Кстати, продолжая обсуждение некоторых специфических приемов, использованных при составлении защитительной речи по этому делу, следует отметить, что в каждом из инкриминируемых убийств и покушений было использовано огнестрельное оружие. Причем приобретение и передача этого оружия непосредственным исполнителям также инкриминировалось лично Шорчеву. Защита это, конечно, отрицала и формально об этом следовало бы сообщить в защитительной речи. Однако, дело в том, что защита вообще отрицала какую бы то ни было причастность Шорчева к исследуемым преступлениям. Соответственно, если бы присяжные заседатели признали правоту защиты (а в первом вердикте так и произошло), то имелись бы все основания считать, что факт передачи оружия Шорчевым кому бы то ни было, они также признали бы недоказанным. Если же присяжные признали бы вину Шорчева в организации преступлений доказанной, то наверняка признали бы они доказанной и передачу оружия. В связи с этими соображениями, мной было принято решение вообще исключить «оружейную тематику» из своей защитительной речи, ограничившись лишь констатацией позиции подсудимого о непризнании вины в том числе и по этому составу. К тому же, само по себе оспаривание оружейных статей не давало защите никаких дополнительных преимуществ, а признание Шорчева виновным в обороте оружия почти автоматически следовало бы из признания присяжными его вины по более тяжким обвинениям…

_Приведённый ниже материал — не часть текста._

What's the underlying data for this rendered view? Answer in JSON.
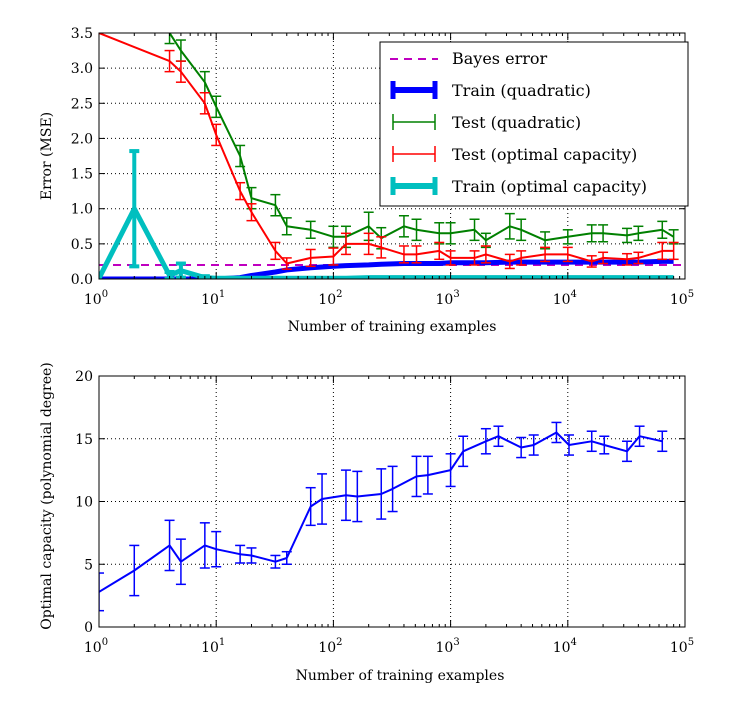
{
  "chart_data": [
    {
      "type": "line",
      "xlabel": "Number of training examples",
      "ylabel": "Error (MSE)",
      "xscale": "log",
      "xlim": [
        1,
        100000
      ],
      "ylim": [
        0,
        3.5
      ],
      "x_tick_labels": [
        "10",
        "10",
        "10",
        "10",
        "10",
        "10"
      ],
      "x_tick_exponents": [
        "0",
        "1",
        "2",
        "3",
        "4",
        "5"
      ],
      "y_ticks": [
        0.0,
        0.5,
        1.0,
        1.5,
        2.0,
        2.5,
        3.0,
        3.5
      ],
      "y_tick_labels": [
        "0.0",
        "0.5",
        "1.0",
        "1.5",
        "2.0",
        "2.5",
        "3.0",
        "3.5"
      ],
      "grid": true,
      "legend_position": "top-right",
      "bayes_error": 0.2,
      "legend": [
        {
          "label": "Bayes error",
          "color": "#bf00bf"
        },
        {
          "label": "Train (quadratic)",
          "color": "#0000ff"
        },
        {
          "label": "Test (quadratic)",
          "color": "#008000"
        },
        {
          "label": "Test (optimal capacity)",
          "color": "#ff0000"
        },
        {
          "label": "Train (optimal capacity)",
          "color": "#00bfbf"
        }
      ],
      "series": [
        {
          "name": "Train (quadratic)",
          "color": "#0000ff",
          "x": [
            1,
            2,
            4,
            5,
            8,
            10,
            16,
            20,
            32,
            40,
            64,
            100,
            128,
            200,
            256,
            400,
            512,
            800,
            1000,
            1600,
            2000,
            3200,
            4000,
            6400,
            10000,
            16000,
            20000,
            32000,
            40000,
            64000,
            80000
          ],
          "y": [
            0,
            0,
            0,
            0,
            0,
            0,
            0.02,
            0.05,
            0.1,
            0.13,
            0.16,
            0.18,
            0.19,
            0.2,
            0.21,
            0.22,
            0.22,
            0.22,
            0.23,
            0.23,
            0.23,
            0.24,
            0.24,
            0.24,
            0.24,
            0.24,
            0.24,
            0.24,
            0.24,
            0.25,
            0.25
          ]
        },
        {
          "name": "Test (quadratic)",
          "color": "#008000",
          "x": [
            4,
            5,
            8,
            10,
            16,
            20,
            32,
            40,
            64,
            100,
            128,
            200,
            256,
            400,
            512,
            800,
            1000,
            1600,
            2000,
            3200,
            4000,
            6400,
            10000,
            16000,
            20000,
            32000,
            40000,
            64000,
            80000
          ],
          "y": [
            3.5,
            3.25,
            2.8,
            2.45,
            1.75,
            1.15,
            1.05,
            0.75,
            0.7,
            0.6,
            0.6,
            0.75,
            0.58,
            0.75,
            0.7,
            0.65,
            0.65,
            0.7,
            0.55,
            0.75,
            0.7,
            0.55,
            0.6,
            0.65,
            0.65,
            0.62,
            0.65,
            0.7,
            0.6
          ],
          "yerr": [
            0.15,
            0.15,
            0.15,
            0.15,
            0.15,
            0.15,
            0.15,
            0.12,
            0.12,
            0.15,
            0.15,
            0.2,
            0.15,
            0.15,
            0.15,
            0.15,
            0.15,
            0.15,
            0.1,
            0.18,
            0.15,
            0.12,
            0.1,
            0.12,
            0.12,
            0.1,
            0.1,
            0.12,
            0.1
          ]
        },
        {
          "name": "Test (optimal capacity)",
          "color": "#ff0000",
          "x": [
            1,
            4,
            5,
            8,
            10,
            16,
            20,
            32,
            40,
            64,
            100,
            128,
            200,
            256,
            400,
            512,
            800,
            1000,
            1600,
            2000,
            3200,
            4000,
            6400,
            10000,
            16000,
            20000,
            32000,
            40000,
            64000,
            80000
          ],
          "y": [
            3.5,
            3.1,
            2.95,
            2.5,
            2.05,
            1.25,
            0.95,
            0.4,
            0.22,
            0.3,
            0.32,
            0.5,
            0.5,
            0.45,
            0.35,
            0.35,
            0.4,
            0.3,
            0.3,
            0.35,
            0.25,
            0.3,
            0.35,
            0.35,
            0.25,
            0.3,
            0.28,
            0.3,
            0.4,
            0.4
          ],
          "yerr": [
            0.0,
            0.15,
            0.15,
            0.15,
            0.15,
            0.12,
            0.12,
            0.12,
            0.08,
            0.12,
            0.12,
            0.15,
            0.15,
            0.15,
            0.12,
            0.12,
            0.12,
            0.1,
            0.1,
            0.12,
            0.1,
            0.1,
            0.1,
            0.1,
            0.08,
            0.08,
            0.08,
            0.08,
            0.12,
            0.12
          ]
        },
        {
          "name": "Train (optimal capacity)",
          "color": "#00bfbf",
          "x": [
            1,
            2,
            4,
            5,
            8,
            10,
            16,
            20,
            32,
            40,
            64,
            100,
            128,
            200,
            256,
            400,
            512,
            800,
            1000,
            1600,
            2000,
            3200,
            4000,
            6400,
            10000,
            16000,
            20000,
            32000,
            40000,
            64000,
            80000
          ],
          "y": [
            0.01,
            1.0,
            0.05,
            0.12,
            0.02,
            0.01,
            0.01,
            0.01,
            0.01,
            0.01,
            0.01,
            0.01,
            0.01,
            0.02,
            0.02,
            0.02,
            0.02,
            0.02,
            0.02,
            0.02,
            0.02,
            0.02,
            0.02,
            0.02,
            0.02,
            0.02,
            0.02,
            0.02,
            0.02,
            0.02,
            0.02
          ],
          "yerr": [
            0.0,
            0.82,
            0.05,
            0.1,
            0.02,
            0.0,
            0.0,
            0.0,
            0.0,
            0.0,
            0.0,
            0.0,
            0.0,
            0.0,
            0.0,
            0.0,
            0.0,
            0.0,
            0.0,
            0.0,
            0.0,
            0.0,
            0.0,
            0.0,
            0.0,
            0.0,
            0.0,
            0.0,
            0.0,
            0.0,
            0.0
          ]
        }
      ]
    },
    {
      "type": "line",
      "xlabel": "Number of training examples",
      "ylabel": "Optimal capacity (polynomial degree)",
      "xscale": "log",
      "xlim": [
        1,
        100000
      ],
      "ylim": [
        0,
        20
      ],
      "x_tick_labels": [
        "10",
        "10",
        "10",
        "10",
        "10",
        "10"
      ],
      "x_tick_exponents": [
        "0",
        "1",
        "2",
        "3",
        "4",
        "5"
      ],
      "y_ticks": [
        0,
        5,
        10,
        15,
        20
      ],
      "y_tick_labels": [
        "0",
        "5",
        "10",
        "15",
        "20"
      ],
      "grid": true,
      "series": [
        {
          "color": "#0000ff",
          "x": [
            1,
            2,
            4,
            5,
            8,
            10,
            16,
            20,
            32,
            40,
            64,
            80,
            128,
            160,
            256,
            320,
            512,
            640,
            1000,
            1280,
            2000,
            2560,
            4000,
            5120,
            8000,
            10240,
            16000,
            20480,
            32000,
            40960,
            64000
          ],
          "y": [
            2.8,
            4.5,
            6.5,
            5.2,
            6.5,
            6.2,
            5.8,
            5.7,
            5.2,
            5.5,
            9.6,
            10.2,
            10.5,
            10.4,
            10.6,
            11.0,
            12.0,
            12.1,
            12.5,
            14.0,
            14.8,
            15.2,
            14.3,
            14.5,
            15.5,
            14.5,
            14.8,
            14.5,
            14.0,
            15.2,
            14.8
          ],
          "yerr": [
            1.5,
            2.0,
            2.0,
            1.8,
            1.8,
            1.4,
            0.7,
            0.6,
            0.5,
            0.5,
            1.5,
            2.0,
            2.0,
            2.0,
            2.0,
            1.8,
            1.6,
            1.5,
            1.3,
            1.2,
            1.0,
            0.8,
            0.8,
            0.8,
            0.8,
            0.8,
            0.8,
            0.7,
            0.8,
            0.8,
            0.8
          ]
        }
      ]
    }
  ]
}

Хорошо, с этим случаем разобрались, а теперь другой пример отхода от схемы построения речи в прениях по хронологии. По нескольким «скинхедским» делам подзащитным инкриминировались нападения на потерпевших, совершенные по мотиву национальной вражды и ненависти. Естественно, вроде логично было бы разбирать этот мотив в каждом конкретном эпизоде преступлений. Однако это привело бы к необоснованному загромождению защитительной речи многочисленными повторениями аргументов и доказательств. Поэтому я счел правильным вынести анализ мотивов совершения всех преступления в конец защитительной речи, проанализировав всю совокупность доказательств, относящихся к этому вопросу вне зависимости от тех конкретных преступлений, которые были совершены с указанным мотивом. В большинстве случаев этот прием также давал замечательные результаты. Дело в том, что само по себе наличие у подсудимых националистических убеждений в устах прокурора уже служило доказательством их причастности к инкриминируемым нападениям по логике: «Раз националист — значит ненавидит гастарбайтеров, раз ненавидит гастарбайтеров — значит непременно ходит их убивать». Такая примитивная манипуляция обвинения послужила еще одной причиной по которой на этом «националистическом» мотиве пришлось сосредоточить один из основных контрударов защиты.
Или вот Вам еще один пример изменения хронологии при подаче материала в судебных прениях. В данном случае, правда, дело было одноэпизодным, но даже одно единственное преступление все равно, как правило, имеет временной промежуток в течении которого оно совершается. И эту хронологию также имеет смысл выдерживать при произнесении защитительной речи…
Так вот, исключением из этого правила стало уголовного дело, в котором подсудимый также обвинялся в покушении на убийство по мотиву национальной вражды и ненависти. Факт преступления и участие в нем подсудимого были подтверждены рядом убедительных доказательств и оспаривать причастность подсудимого к преступлению не было никакого смысла. Соответственно стратегия защиты по делу была направлена на получение снисхождения присяжных заседателей, для чего было необходимо убедить коллегию в том, что подсудимый раскаялся в содеянном, искренне сожалеет о произошедшем и впредь подобного не повторит, т.е. станет законопослушным членом общества. Причем доказательства этим постулатам в деле имелись, и они были изучены. К их числу относилась и явка с повинной, и признательные показания, данные практически сразу после задержания и в дальнейшем не менявшиеся, и факт признания подсудимым своей вины в суде, и факт принесения потерпевшему извинений и готовность возместить причиненный ущерб. По совокупности этих обстоятельств, сторона защиты упомянула само преступление лишь поверхностно и только для того, чтобы подвести защитительную речь к вопросу обсуждения личности подсудимого (естественно в тех объемах, в которых это возможно делать в присутствии присяжных заседателей). Так что «за бортом» защитительной речи, в этот раз, остались все доказательства совершения преступления подсудимым и, в том числе, сама хронология развития событий на месте преступления.